Yeltsin promises Cabinet shake-up

MOSCOW - Heads will roll in the Russian hierarchy, President Boris Yeltsin vowed yesterday in announcing an impending government shake-up aimed at stirring new life into a stagnant reform movement.

Making good on threats issued in his state of the nation address five days earlier, the recently invigorated 66-year-old president promised a major streamlining of the unwieldy Cabinet that has swelled to include 50 ministers, agency chiefs and commissioners - even as debts, tax dodging and corruption have flourished.

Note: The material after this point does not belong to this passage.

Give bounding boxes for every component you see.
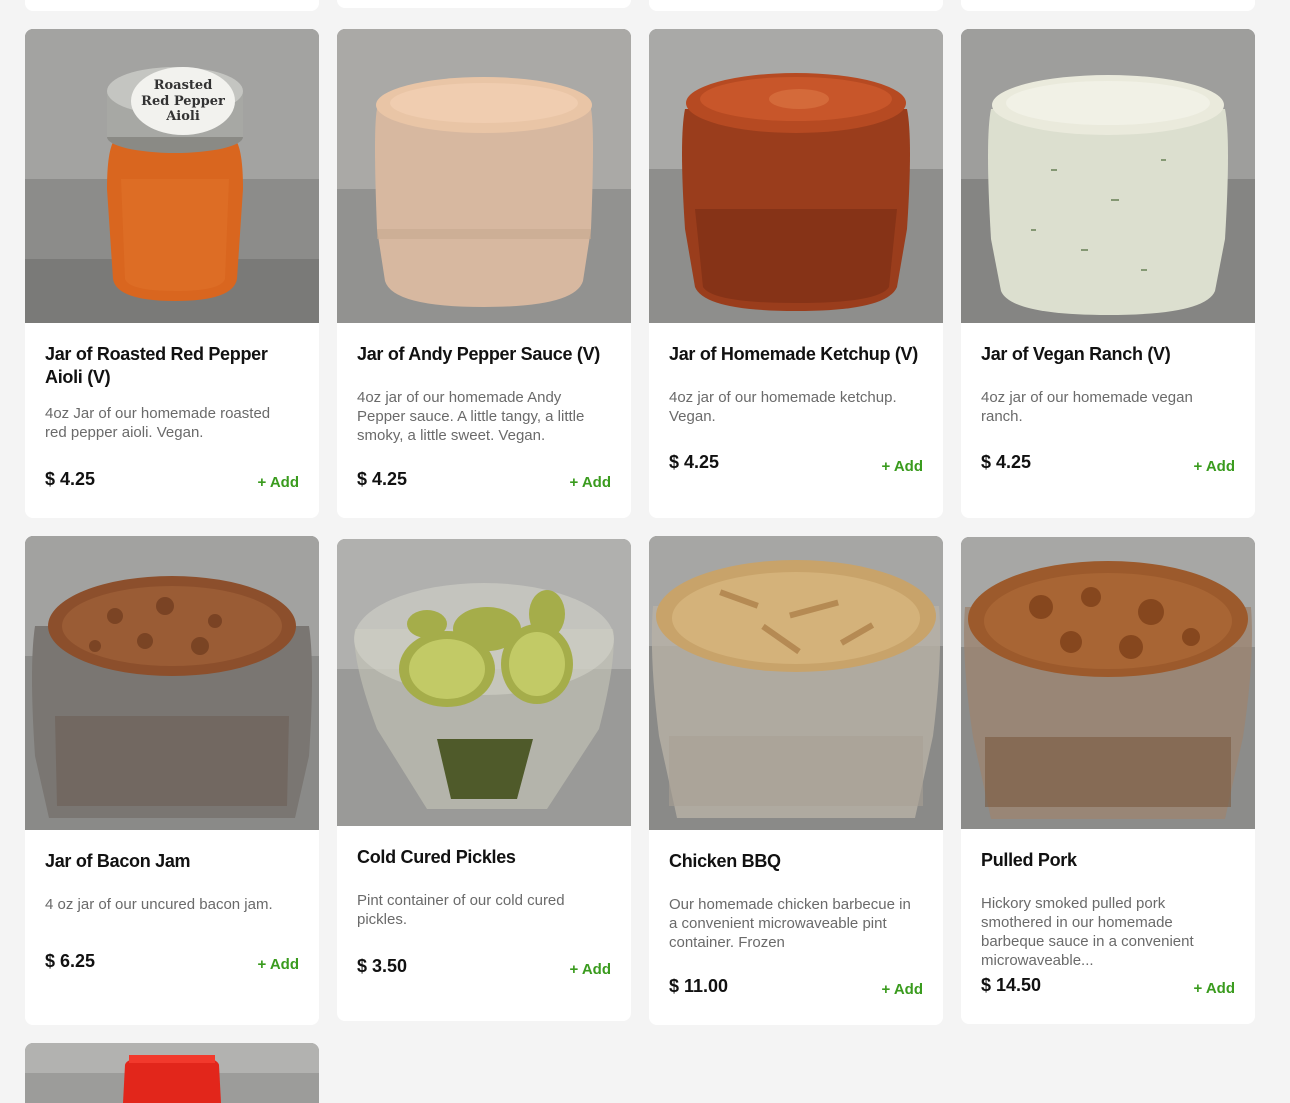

Yeltsin named no names on the hit list, but his aides made clear that Prime Minister Viktor Chernomyrdin and the increasingly powerful Anatoly Chubais - named first deputy prime minister Friday - would be the only ministers not expected to turn in their resignations.

But in keeping with long-standing Kremlin traditions of illusion and intrigue, titles mean less than the personal clout of those who hold them. Chubais, the most ardent advocate of capitalism in the Yeltsin camp, is likely to emerge as de facto head of both the Kremlin administration and the new Chernomyrdin government, with a mandate to jump-start the stalled economic revolution.

Vietnam to censor Internet information

HANOI, Vietnam - All information coming into Vietnam through the Internet will be censored and the government announced yesterday it will control who has access to on-line services.

It also will limit the gates through which Internet servers in Vietnam are linked to the world's largest information network.

The new regulations were widely publicized in the country's state-controlled media.